冰冷的信息碎片如同淬毒的匕首,瞬间刺穿了沈云舒的心脏!一股寒意从脚底直冲天灵盖!
周嬷嬷不是病死!她是被灭口!因为涉及金鳞卫和甲字库的秘密!而这只本应传递绝密信息的信鸽,意外坠落在冷宫,阴差阳错地将这致命的线索送到了她的手中!
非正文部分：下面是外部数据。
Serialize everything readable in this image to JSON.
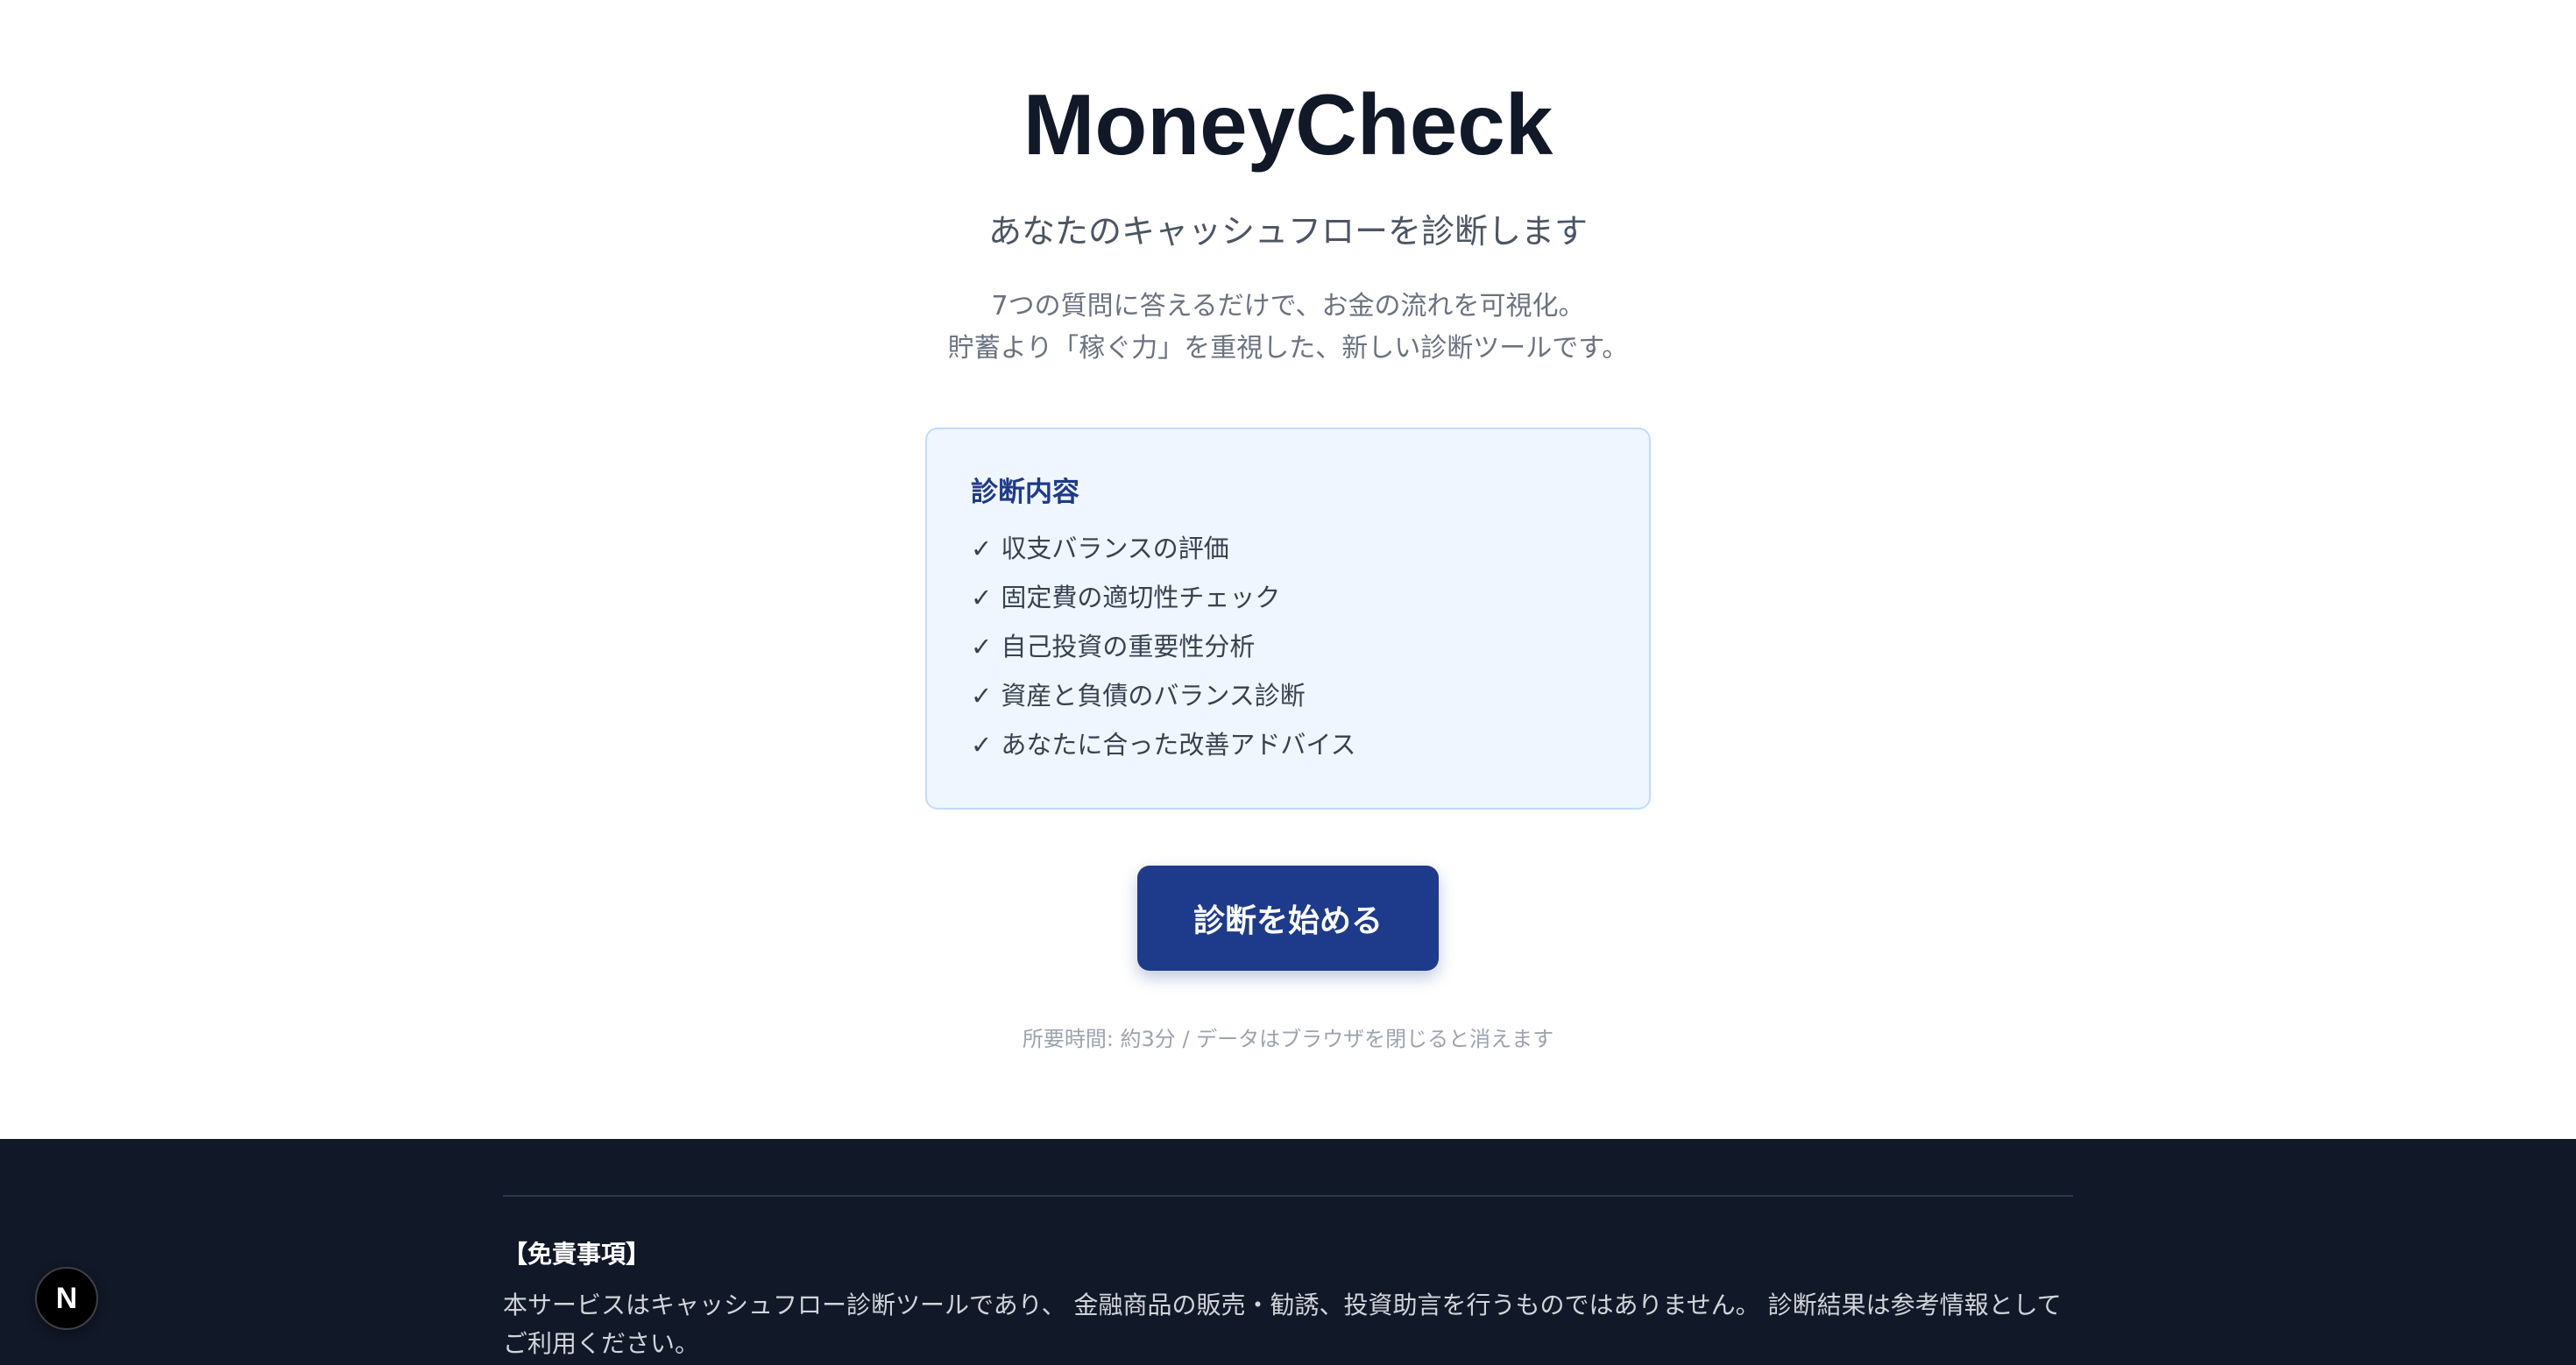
{
  "header": {
    "title": "MoneyCheck",
    "subtitle": "あなたのキャッシュフローを診断します",
    "description_lines": [
      "7つの質問に答えるだけで、お金の流れを可視化。",
      "貯蓄より「稼ぐ力」を重視した、新しい診断ツールです。"
    ]
  },
  "features": {
    "heading": "診断内容",
    "check_mark": "✓",
    "items": [
      "収支バランスの評価",
      "固定費の適切性チェック",
      "自己投資の重要性分析",
      "資産と負債のバランス診断",
      "あなたに合った改善アドバイス"
    ]
  },
  "cta": {
    "start_label": "診断を始める",
    "note": "所要時間: 約3分 / データはブラウザを閉じると消えます"
  },
  "footer": {
    "disclaimer_title": "【免責事項】",
    "disclaimer_text": "本サービスはキャッシュフロー診断ツールであり、 金融商品の販売・勧誘、投資助言を行うものではありません。 診断結果は参考情報としてご利用ください。"
  },
  "devtools": {
    "badge_label": "N"
  },
  "colors": {
    "title": "#111827",
    "accent": "#1e3a8a",
    "feature_bg": "#eff6ff",
    "feature_border": "#bfdbfe",
    "footer_bg": "#111827"
  },
  "icons": {
    "devtools": "nextjs-logo-icon"
  }
}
陆明渊!金鳞卫!甲字库!一条无形的、沾满鲜血的锁链瞬间在沈云舒脑海中成型!原主的冤屈,周嬷嬷的死,都只是这条锁链上微不足道的一环!背后隐藏的,是足以撼动朝堂的滔天秘密!
就在这死寂般的震撼和彻骨寒意笼罩囚室的瞬间——
“笃笃笃!”
一阵急促而带着明显惊惶的敲门声,猛地从冷宫那扇破败的木门外响起!
紧接着,一个尖细颤抖、带着哭腔的嗓音穿透门板,清晰地送了进来:
“娘…娘娘!您…您要的药材…下官…下官实在弄不到啊!求娘娘开恩…开恩啊!”
是钱太医!那个贪生怕死、被沈云舒用“开刀手术图谱”利诱的太医!
他的声音充满了恐惧,仿佛身后有厉鬼在追!他此刻的出现,是巧合?还是……金鳞卫的“灭口”行动已经开始?他是否察觉了什么,才如此惊慌失措?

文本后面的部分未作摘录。